次いで、前記接着剤面と、シーラント層となる無延伸ポリプロピレンフィルム(商品名:パイレンフィルム−OT、品名:P−1128、20μm厚さ、東洋紡績製)のコロナ処理面側を貼り合わせ、40℃の恒温器にて3日間エージングを行い、シーラント層を有するガスバリア積層体を製造した。
前述のガスバリア積層体を、JIS−K−7126 B法(等圧法)で塗工面を酸素検出器側にして23℃50%RH条件で測定した(酸素透過度測定装置:OX−TRAN100型、MOCON社製)。
なお、サンプルをセットした後24時間後の値を酸素透過度とした。酸素透過度は4cc/m2・24hr以下が好ましく、3cc/m2・24hr以下がより好ましく、2cc/m2・24hr以下が更に好ましい。
2)塗工ムラおよび塗工欠陥の評価
実施例及び比較例で製造したガスバリアフィルムの塗工層表面に、ヨウ素水溶液をハンドスプレーで適量塗布し、塗布面を刷毛で軽くならした後、1分間放置して、ろ紙を用いて抑えるようにヨウ素水溶液をろ紙に吸収させ除去した。
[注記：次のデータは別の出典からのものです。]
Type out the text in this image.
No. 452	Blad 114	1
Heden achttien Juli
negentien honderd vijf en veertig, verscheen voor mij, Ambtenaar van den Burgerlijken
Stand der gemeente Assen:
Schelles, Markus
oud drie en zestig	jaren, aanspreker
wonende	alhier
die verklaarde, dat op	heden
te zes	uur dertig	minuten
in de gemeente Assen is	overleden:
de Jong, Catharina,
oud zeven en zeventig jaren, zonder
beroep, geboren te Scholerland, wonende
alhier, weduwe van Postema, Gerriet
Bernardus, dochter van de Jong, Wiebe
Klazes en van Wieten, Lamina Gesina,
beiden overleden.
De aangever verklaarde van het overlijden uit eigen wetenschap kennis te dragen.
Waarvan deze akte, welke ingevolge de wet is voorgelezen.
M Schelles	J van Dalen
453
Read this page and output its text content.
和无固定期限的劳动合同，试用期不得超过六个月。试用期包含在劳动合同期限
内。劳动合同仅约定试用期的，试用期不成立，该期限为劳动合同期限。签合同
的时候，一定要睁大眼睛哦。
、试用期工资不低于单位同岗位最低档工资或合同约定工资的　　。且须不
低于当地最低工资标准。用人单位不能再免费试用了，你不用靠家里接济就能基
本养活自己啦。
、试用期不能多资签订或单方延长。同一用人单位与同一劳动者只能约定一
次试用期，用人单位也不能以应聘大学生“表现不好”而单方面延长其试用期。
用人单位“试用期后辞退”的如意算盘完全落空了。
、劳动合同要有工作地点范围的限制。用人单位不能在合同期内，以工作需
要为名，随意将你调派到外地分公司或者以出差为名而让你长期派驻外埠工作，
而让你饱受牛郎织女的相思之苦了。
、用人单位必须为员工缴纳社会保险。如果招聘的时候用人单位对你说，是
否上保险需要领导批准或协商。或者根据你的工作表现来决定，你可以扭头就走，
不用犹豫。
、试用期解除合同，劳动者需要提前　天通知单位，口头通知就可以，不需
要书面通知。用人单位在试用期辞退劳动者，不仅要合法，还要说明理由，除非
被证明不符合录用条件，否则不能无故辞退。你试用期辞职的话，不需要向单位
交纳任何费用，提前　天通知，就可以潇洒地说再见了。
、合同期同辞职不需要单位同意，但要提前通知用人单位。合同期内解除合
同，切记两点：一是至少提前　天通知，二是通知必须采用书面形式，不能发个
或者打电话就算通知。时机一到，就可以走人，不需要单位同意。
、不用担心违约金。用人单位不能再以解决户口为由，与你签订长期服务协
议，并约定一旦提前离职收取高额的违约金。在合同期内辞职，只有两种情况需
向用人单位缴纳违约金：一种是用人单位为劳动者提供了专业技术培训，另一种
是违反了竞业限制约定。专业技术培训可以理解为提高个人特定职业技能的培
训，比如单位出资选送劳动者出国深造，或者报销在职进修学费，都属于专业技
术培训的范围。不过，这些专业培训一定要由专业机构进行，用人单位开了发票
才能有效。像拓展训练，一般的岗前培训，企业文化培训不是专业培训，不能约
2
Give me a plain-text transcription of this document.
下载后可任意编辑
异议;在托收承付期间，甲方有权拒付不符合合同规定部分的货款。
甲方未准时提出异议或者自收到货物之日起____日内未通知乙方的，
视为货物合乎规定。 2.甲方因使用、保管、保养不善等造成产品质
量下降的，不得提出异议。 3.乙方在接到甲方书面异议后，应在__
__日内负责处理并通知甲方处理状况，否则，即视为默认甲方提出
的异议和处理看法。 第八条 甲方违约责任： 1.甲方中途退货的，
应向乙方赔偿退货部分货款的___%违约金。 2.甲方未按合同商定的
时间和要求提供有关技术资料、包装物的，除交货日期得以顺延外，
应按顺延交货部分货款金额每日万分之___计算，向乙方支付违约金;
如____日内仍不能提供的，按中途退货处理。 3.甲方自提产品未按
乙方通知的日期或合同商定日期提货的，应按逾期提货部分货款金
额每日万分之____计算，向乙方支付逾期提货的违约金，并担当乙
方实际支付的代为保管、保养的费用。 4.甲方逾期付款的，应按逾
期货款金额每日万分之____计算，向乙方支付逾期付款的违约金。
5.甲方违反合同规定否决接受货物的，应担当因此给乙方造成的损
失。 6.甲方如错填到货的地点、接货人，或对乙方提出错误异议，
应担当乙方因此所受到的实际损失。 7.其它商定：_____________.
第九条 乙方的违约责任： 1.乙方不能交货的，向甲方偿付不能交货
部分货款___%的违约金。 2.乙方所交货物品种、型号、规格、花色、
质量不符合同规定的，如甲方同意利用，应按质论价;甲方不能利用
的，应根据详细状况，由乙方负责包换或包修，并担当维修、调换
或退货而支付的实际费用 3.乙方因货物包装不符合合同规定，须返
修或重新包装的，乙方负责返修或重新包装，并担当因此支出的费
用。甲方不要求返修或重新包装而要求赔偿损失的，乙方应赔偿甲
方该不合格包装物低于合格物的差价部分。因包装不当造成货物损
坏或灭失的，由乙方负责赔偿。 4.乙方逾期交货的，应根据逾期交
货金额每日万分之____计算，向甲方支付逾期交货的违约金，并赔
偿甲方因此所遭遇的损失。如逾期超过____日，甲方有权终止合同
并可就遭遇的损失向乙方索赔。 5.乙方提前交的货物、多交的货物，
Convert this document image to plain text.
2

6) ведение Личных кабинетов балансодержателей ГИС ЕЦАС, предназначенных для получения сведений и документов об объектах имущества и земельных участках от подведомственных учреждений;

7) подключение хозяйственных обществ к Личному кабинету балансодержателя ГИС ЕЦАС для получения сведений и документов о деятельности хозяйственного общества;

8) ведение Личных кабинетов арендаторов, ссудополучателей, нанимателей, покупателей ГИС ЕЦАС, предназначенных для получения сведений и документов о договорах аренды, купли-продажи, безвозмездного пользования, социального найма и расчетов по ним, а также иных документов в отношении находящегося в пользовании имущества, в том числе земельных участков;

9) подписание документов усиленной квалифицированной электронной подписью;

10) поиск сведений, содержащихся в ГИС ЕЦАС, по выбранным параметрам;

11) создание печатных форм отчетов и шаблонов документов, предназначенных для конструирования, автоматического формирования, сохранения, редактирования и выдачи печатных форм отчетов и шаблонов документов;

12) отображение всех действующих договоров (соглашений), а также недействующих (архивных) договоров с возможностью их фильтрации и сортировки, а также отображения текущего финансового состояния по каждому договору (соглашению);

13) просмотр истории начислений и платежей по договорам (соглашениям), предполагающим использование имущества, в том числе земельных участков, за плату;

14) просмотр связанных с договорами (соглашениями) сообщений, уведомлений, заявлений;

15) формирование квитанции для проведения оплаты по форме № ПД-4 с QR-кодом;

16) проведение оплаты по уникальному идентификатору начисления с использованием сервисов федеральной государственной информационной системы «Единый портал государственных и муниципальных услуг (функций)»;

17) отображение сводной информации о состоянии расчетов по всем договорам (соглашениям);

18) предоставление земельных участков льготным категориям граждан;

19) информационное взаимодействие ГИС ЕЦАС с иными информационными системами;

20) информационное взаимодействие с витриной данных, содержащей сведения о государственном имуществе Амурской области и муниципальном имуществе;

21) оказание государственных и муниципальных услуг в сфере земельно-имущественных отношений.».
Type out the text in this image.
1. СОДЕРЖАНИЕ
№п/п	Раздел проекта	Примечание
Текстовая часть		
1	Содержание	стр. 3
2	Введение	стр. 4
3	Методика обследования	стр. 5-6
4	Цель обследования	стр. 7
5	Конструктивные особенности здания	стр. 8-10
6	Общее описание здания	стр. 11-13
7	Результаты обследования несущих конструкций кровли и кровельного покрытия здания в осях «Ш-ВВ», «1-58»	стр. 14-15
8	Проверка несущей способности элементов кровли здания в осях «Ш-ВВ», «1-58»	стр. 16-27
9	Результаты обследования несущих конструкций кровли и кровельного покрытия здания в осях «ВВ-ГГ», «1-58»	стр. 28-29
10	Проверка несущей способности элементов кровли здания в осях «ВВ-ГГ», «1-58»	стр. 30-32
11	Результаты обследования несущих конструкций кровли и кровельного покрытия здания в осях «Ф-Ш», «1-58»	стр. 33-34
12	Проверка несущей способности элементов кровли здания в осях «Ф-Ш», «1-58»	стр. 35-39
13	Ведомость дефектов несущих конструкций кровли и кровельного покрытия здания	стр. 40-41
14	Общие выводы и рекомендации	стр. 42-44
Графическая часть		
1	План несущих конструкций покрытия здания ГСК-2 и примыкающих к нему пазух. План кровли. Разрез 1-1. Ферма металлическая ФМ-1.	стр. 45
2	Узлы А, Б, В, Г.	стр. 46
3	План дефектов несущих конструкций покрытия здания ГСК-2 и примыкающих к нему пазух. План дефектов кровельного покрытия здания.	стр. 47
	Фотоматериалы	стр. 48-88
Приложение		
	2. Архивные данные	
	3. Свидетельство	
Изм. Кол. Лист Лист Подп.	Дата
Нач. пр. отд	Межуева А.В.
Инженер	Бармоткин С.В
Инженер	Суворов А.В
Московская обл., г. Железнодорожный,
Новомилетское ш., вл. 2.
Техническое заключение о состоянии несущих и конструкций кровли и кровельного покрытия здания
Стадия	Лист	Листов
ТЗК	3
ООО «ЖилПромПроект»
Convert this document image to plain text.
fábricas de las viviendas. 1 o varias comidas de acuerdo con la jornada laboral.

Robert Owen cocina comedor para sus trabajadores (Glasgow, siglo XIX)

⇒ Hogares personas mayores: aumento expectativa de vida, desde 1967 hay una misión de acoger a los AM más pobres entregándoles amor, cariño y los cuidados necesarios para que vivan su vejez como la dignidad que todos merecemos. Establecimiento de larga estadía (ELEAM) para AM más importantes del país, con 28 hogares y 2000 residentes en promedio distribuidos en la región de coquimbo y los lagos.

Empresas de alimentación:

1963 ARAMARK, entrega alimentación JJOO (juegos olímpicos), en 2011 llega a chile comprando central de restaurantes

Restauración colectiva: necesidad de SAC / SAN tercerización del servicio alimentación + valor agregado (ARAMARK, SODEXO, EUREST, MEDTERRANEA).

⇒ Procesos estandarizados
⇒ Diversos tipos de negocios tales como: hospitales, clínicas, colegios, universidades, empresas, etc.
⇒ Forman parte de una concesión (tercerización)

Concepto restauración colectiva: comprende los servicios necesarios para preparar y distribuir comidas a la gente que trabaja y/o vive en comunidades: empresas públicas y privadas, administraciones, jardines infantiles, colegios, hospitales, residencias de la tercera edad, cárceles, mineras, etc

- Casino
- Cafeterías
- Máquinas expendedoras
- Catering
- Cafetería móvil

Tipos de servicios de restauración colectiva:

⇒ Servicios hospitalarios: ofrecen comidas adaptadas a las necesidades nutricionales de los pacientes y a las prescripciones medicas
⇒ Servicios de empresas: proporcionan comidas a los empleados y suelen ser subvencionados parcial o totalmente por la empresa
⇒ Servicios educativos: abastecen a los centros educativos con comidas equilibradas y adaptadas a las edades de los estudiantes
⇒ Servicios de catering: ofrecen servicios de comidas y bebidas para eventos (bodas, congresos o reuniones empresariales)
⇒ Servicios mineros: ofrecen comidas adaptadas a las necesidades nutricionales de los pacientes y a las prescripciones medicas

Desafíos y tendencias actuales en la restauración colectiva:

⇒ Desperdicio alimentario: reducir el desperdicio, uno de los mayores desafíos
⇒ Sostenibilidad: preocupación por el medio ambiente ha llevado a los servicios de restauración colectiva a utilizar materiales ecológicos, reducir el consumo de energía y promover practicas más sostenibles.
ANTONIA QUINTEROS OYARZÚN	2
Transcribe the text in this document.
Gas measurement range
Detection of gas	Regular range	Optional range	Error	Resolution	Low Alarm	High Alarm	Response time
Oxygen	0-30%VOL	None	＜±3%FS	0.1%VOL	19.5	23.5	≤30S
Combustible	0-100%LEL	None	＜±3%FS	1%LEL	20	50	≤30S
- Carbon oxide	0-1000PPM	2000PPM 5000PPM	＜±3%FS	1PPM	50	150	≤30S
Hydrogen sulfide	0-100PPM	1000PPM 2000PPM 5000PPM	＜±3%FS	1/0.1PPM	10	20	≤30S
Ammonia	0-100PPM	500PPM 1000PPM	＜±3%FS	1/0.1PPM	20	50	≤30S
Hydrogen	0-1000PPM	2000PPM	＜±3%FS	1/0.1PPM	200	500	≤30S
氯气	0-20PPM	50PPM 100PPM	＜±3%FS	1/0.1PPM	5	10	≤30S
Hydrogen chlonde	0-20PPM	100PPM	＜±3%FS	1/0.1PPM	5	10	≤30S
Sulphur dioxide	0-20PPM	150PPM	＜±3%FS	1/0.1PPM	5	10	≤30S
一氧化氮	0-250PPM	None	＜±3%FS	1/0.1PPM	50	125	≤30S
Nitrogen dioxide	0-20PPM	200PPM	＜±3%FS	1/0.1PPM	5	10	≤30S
ヨウ素の染色ムラを目視で判断した。染色ムラが大きい場合は塗工ムラ(塗工量が不均一)が発生していると判断した。また、ヨウ素が全く染まっていない部分は塗工欠陥と判断した。
Claims (3)
- 合成樹脂フィルムの少なくとも片面に、ポリビニルアルコール系樹脂及び水素結合性官能基を持つアルキルアルコキシシラン化合物を前記ポリビニルアルコール系樹脂100質量部に対して0.1〜40質量部含有する水溶液を塗工した後、一軸方向に延伸することを特徴とするガスバリアフィルムの製造方法。
- 水素結合性官能基を持つアルキルアルコキシシラン化合物が、アミノ基、エポキシ基、ウレイド基、イソシアネート基から選ばれる少なくとも一種の水素結合性官能基を含むアルキルアルコキシシラン化合物の加水分解物であることを特徴とする請求項1に記載のガスバリアフィルムの製造方法。
- ポリビニルアルコール系樹脂がエチレン変性ポリビニルアルコールであることを特徴とする請求項1〜2のいずれかに記載のガスバリアフィルムの製造方法。